Summary
April 2026 recorded 15,101 new rental listings in New York City, down 26% from March's 20,386. Even with much lighter volume, citywide median asking rent climbed to $3,900, up $200 month over month and the highest reading in the dataset so far this year.
Across 141 neighborhoods with comparable data, the median month-over-month rent change was +1%. The sharpest swings came from a mix of small luxury pockets and uptown inventory shifts: Riverdale dropped 29%, Soho fell 23%, and Manhattanville jumped 26%.
The full dataset, 15,101 listings with 34 columns each, is available on the Open Data page.
By Bedroom Count
| Type | Listings | Median Rent | vs. March |
|---|---|---|---|
| Studio | 2,496 | $3,295 | +$95 |
| 1 Bedroom | 5,625 | $3,695 | +$195 |
| 2 Bedroom | 4,726 | $4,400 | +$400 |
| 3 Bedroom | 1,741 | $4,500 | +$300 |
Every major bedroom type got more expensive in April.

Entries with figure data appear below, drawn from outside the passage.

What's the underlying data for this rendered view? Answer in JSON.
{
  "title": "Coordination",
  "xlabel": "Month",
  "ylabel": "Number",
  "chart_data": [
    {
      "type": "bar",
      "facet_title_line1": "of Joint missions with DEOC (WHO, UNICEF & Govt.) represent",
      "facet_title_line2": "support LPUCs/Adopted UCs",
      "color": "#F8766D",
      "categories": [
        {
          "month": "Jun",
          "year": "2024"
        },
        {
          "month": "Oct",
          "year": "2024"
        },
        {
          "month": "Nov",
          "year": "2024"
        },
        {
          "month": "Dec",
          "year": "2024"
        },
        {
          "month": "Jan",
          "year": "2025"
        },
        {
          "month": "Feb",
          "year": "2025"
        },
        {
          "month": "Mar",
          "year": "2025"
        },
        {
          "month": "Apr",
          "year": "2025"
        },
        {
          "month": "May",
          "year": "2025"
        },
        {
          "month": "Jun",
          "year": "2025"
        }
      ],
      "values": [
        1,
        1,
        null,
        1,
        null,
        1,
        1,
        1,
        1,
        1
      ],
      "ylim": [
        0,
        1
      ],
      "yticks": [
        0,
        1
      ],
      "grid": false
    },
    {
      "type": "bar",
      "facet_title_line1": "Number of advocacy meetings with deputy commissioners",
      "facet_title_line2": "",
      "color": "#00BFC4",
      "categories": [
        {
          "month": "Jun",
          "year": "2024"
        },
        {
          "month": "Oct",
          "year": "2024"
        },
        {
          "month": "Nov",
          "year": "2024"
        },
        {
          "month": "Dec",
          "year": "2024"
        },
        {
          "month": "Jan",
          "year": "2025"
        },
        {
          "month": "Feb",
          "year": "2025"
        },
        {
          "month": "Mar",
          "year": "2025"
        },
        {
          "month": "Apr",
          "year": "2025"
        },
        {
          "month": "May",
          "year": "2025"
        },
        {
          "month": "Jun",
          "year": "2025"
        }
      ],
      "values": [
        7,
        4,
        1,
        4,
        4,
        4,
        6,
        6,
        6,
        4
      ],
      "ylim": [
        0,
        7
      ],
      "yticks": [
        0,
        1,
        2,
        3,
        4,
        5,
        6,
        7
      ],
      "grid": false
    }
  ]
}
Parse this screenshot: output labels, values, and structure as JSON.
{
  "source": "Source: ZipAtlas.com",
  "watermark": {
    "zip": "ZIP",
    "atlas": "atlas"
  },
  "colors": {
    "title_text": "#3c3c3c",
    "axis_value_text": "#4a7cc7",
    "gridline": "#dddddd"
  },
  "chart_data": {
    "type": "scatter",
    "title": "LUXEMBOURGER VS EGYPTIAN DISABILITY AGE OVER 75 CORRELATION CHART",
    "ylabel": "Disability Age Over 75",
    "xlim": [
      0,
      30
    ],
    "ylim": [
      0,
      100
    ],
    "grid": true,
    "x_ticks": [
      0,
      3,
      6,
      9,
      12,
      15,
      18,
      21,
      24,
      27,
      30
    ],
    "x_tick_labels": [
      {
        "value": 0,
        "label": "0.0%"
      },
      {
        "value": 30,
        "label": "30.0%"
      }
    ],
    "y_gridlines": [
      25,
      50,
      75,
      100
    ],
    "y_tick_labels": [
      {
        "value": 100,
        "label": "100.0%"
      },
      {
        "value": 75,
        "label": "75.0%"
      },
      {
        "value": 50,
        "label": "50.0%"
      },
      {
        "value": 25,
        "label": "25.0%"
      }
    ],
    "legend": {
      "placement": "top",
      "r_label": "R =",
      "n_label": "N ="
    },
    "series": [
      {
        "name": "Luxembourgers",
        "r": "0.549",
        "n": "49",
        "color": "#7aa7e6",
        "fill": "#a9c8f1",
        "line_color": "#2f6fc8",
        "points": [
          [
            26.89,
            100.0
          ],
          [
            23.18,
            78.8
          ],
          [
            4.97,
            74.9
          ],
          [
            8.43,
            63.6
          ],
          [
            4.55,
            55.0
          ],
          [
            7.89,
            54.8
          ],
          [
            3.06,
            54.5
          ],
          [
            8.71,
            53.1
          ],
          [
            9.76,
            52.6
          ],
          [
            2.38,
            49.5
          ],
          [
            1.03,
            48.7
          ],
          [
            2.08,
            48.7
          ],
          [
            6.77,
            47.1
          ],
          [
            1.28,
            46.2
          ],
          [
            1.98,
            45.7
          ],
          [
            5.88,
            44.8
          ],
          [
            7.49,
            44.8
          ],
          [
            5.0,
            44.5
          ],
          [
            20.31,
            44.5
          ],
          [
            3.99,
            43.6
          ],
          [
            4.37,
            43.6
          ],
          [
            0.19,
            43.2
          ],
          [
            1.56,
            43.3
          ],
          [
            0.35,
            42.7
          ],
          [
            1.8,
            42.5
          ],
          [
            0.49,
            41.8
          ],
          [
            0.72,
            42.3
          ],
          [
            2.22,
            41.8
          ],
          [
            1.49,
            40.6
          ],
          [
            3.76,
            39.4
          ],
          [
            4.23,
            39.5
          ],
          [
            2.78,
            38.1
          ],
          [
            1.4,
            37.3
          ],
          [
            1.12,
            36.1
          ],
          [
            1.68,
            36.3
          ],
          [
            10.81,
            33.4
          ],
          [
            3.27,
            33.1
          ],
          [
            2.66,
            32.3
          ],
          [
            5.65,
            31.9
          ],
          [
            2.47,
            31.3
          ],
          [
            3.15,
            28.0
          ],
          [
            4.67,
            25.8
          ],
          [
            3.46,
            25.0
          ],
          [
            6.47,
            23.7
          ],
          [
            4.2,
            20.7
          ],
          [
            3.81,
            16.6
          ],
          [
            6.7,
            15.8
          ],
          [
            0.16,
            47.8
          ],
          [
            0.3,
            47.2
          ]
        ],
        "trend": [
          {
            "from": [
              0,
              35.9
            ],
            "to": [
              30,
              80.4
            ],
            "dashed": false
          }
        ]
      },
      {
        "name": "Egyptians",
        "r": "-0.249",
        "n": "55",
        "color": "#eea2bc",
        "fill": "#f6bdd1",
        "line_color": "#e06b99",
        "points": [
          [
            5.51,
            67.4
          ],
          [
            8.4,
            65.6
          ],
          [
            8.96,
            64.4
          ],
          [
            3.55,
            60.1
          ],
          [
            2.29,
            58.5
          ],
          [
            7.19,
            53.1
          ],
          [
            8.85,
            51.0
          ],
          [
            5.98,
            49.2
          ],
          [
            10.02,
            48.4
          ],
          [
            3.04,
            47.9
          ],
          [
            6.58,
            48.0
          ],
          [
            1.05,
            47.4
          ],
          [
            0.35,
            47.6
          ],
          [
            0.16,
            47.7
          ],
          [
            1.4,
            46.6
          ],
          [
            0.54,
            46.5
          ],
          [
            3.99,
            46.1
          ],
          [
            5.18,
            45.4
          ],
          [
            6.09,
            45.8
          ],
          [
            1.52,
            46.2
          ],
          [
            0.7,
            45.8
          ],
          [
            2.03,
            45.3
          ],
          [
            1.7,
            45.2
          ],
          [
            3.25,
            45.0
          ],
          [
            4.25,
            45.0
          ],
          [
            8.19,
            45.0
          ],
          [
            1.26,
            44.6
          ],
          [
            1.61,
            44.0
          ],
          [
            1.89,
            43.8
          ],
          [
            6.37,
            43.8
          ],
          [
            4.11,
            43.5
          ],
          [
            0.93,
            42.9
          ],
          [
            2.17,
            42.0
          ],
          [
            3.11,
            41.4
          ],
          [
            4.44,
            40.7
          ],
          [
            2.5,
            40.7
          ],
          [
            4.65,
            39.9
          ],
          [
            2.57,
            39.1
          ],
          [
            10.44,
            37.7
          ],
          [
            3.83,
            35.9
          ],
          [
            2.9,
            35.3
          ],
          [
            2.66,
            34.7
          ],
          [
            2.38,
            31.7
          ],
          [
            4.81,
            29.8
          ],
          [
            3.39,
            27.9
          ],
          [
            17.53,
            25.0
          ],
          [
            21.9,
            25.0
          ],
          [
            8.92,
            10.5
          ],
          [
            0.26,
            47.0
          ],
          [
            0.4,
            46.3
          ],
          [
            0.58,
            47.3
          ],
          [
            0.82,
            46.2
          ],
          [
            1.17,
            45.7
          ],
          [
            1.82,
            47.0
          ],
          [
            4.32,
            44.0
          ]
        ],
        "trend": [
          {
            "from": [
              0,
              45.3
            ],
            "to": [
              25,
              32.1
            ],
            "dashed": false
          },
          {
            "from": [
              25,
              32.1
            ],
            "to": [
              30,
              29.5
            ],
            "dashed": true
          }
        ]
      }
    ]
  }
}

The biggest move came in 2BR inventory, which jumped $400 to a $4,400 median. That is a meaningful spring reset after March had looked comparatively restrained.
Median Rent Over Time
The chart makes the pattern pretty clear: fewer fresh listings did not mean softer pricing. April tightened up fast, especially in family-sized inventory, and pushed the citywide median to a new 2026 high.
Listing Volume by Neighborhood
Top 20 Neighborhoods by Volume
The 20 neighborhoods with the most new listings in April 2026, with month-over-month median rent changes compared to March.
| # | Neighborhood | Listings | Median Rent | MoM |
|---|---|---|---|---|
| 1 | Williamsburg | 679 | $4,995 | +6% |
| 2 | Bushwick | 628 | $3,695 | +6% |
| 3 | East Village | 474 | $5,250 | +5% |
| 4 | Upper West Side | 423 | $4,500 | +3% |
| 5 | Flatbush | 409 | $2,996 | +2% |
| 6 | Hell's Kitchen | 408 | $4,650 | +3% |
| 7 | Astoria | 378 | $3,000 | 0% |
| 8 | Crown Heights | 365 | $3,695 | +8% |
| 9 | Yorkville | 342 | $4,000 | 0% |
| 10 | Lenox Hill | 316 | $4,144 | +1% |
| 11 | Stuyvesant Heights | 300 | $3,297 | +3% |
| 12 | Bedford-Stuyvesant | 292 | $3,627 | +4% |
| 13 | Hunters Point | 267 | $4,512 | -3% |
| 14 | Murray Hill | 263 | $4,600 | 0% |
| 15 | West Village | 251 | $5,950 | +8% |
| 16 | Financial District | 248 | $4,711 | -2% |
| 17 | Greenpoint | 237 | $4,800 | +1% |
| 18 | Kips Bay | 237 | $4,693 | +4% |
| 19 | Downtown Brooklyn | 231 | $4,621 | +3% |
| 20 | Lincoln Square | 223 | $5,700 | +8% |
Biggest Price Movements
Among neighborhoods with at least 10 listings in both March and April:
Largest drops: Riverdale (-29%), Soho (-23%), Hudson Square (-16%), Guttenberg (-14%), Fulton/Seaport (-13%)
Largest increases: Manhattanville (+26%), Columbia St Waterfront District (+19%), Little Italy (+18%), South Harlem (+17%), Carroll Gardens (+16%)
Williamsburg stayed the highest-volume neighborhood in April, but only barely, finishing 51 listings ahead of Bushwick. East Village also kept its spring run going and posted the highest median rent among the top 3 volume neighborhoods at $5,250.